誰もいなくなった町を、飼い主を探してさまよう犬の姿がありました。原発の復旧にあたる作業員たちの乗るバスを、飼い主が乗っていると思い、どこまでも追いかけてくる犬たち。どんなに心細かったことでしょう・・・。
大木トオルさんは、ある日連絡を受け、福島へ駆けつけました。そこには、保護された2頭の犬がいました。やせ細り、歩くこともできなくなっていました。大木トオルさんは、この2頭を引き取ることに決めました。
その後も、「殺処分されそうな犬がいます!」という連絡が入るたびに、大木トオルさんは着の身着のまま駆けつけました。どの犬も、心と体に傷をおい、恐怖と戦っていました。地元のボランティアさんとのバトンリレーのような、犬の救助の日々でした。
ある、山間の小さな犬拘留所での出来事です。
殺処分寸前だった犬たちを車にのせ、大木トオルさんが帰ろうとしたとき、犬拘留所の人が言った言葉が、大木トオルさんは忘れられないといいます。
「すんません・・・」
― 私の目をまっすぐに見て、こう言ったのです。ほっとしたような表情をしています。ひとりで殺処分の仕事をしている、この人がつらくないはずがありません。―
(「いのちをつなぐ」大木トオル著 岩崎書店より)
この場面からは、未だ殺処分という仕組みがなくならない社会への怒りと、ひとりの力ではどうしようもできない悔しさ、言葉にならない悲しみ、そしてこれ以上動物のいのちを犠牲にしたくないという祈りが強く迫ってくるようです。

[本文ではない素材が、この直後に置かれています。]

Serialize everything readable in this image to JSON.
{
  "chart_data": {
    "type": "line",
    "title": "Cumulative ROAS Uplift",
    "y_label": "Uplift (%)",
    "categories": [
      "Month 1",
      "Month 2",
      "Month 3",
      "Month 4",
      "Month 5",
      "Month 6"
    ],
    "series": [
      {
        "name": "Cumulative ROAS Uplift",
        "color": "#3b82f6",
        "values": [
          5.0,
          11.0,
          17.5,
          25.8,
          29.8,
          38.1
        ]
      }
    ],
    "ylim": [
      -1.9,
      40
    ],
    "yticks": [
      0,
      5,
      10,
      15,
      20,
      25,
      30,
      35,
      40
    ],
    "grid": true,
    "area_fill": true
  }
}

そして、大木トオルさんの活動が目指すもの、それは、”殺処分をなくす”ことです。
♪ 14頭の新しい仲間たち
こうして、大木トオルさんに救助された14頭の被災犬たちは、新しいチームとなり、セラピードッグになるための訓練をはじめました。
リーダーの「日の丸」は、柴犬の雑種。次に続くのは黒毛の「きずな」。地震のあと、山中で生まれた「福」と「幸」。おなじく野犬として生まれた「金次」と「銀次」。山中で片足を失ってもがんばってきた「ムサシ」。

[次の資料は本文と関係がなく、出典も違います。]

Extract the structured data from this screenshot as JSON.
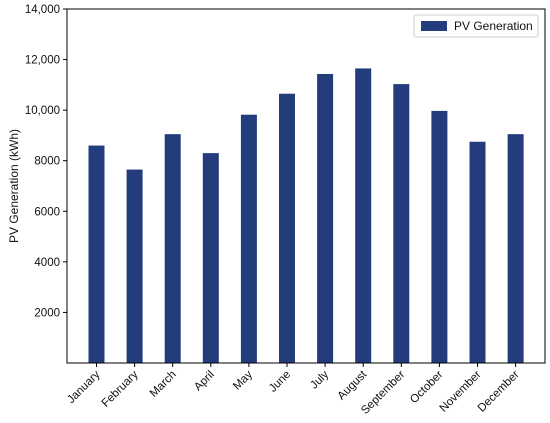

のんびりおじいさん犬「チロ太」。白いテリア「こざくら」。二枚目の「ヤマト」。みんなのお守り的存在「小梅ばあちゃん」と「ゆう」。愛嬌たっぷり「秋姫」。逆風にもめげない「かんたろう」。
震災から2ヶ月後、そのうちの3頭が、先輩セラピードッグたちと一緒に被災地へ向かいました。避難所の人達は、大変喜んでくれたそうです。そこには、日の丸ときずなが、避難所で暮らすおばあさんに抱っこされる写真が載っていました。

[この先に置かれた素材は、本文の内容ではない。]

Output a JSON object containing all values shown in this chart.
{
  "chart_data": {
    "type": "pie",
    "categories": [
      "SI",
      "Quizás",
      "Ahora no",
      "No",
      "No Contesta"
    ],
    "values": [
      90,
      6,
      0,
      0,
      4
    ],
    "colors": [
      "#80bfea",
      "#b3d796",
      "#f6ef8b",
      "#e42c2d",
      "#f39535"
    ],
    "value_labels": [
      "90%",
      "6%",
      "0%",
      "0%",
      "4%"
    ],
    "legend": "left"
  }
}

おばあさんは、きずなの頭の毛を、手入れしてあげていました。私は、はっとしました。セラピードッグとして来た犬を、反対に気遣ってくれているのです。ご自分の飼っていた犬を思い出したのかもしれません。いつも、そういうふうにしてあげていたのかもしせません。
もしかしたら、セラピーというのは、どちらか一方から与えるものではなくて、人と犬が出会ったときに、お互いの間に生まれる”安心感”のようなものなのかなぁって、そんなふうに思いました。だから、犬のほうも、人と触れ合うことはきっと幸せなのです。私は、この写真を見て、ほっとさせられるような思いがしました。
同じ境遇に置かれ、遠い地で訓練を受け戻ってきたセラピードッグたちの存在は、避難所の人たちにとって、明るい希望になりました。
本のなかには、それぞれのセラピードッグたちの写真もあり、保護されたときの様子や、あどけない素顔、セラピードッグとしての訓練を受ける毎日の出来事が、大木トオルさんの優しいまなざしで描かれています。
チロリは、空からその様子を見て、後輩たちがたくましく育ってくれていることを、喜んでいるでしょう。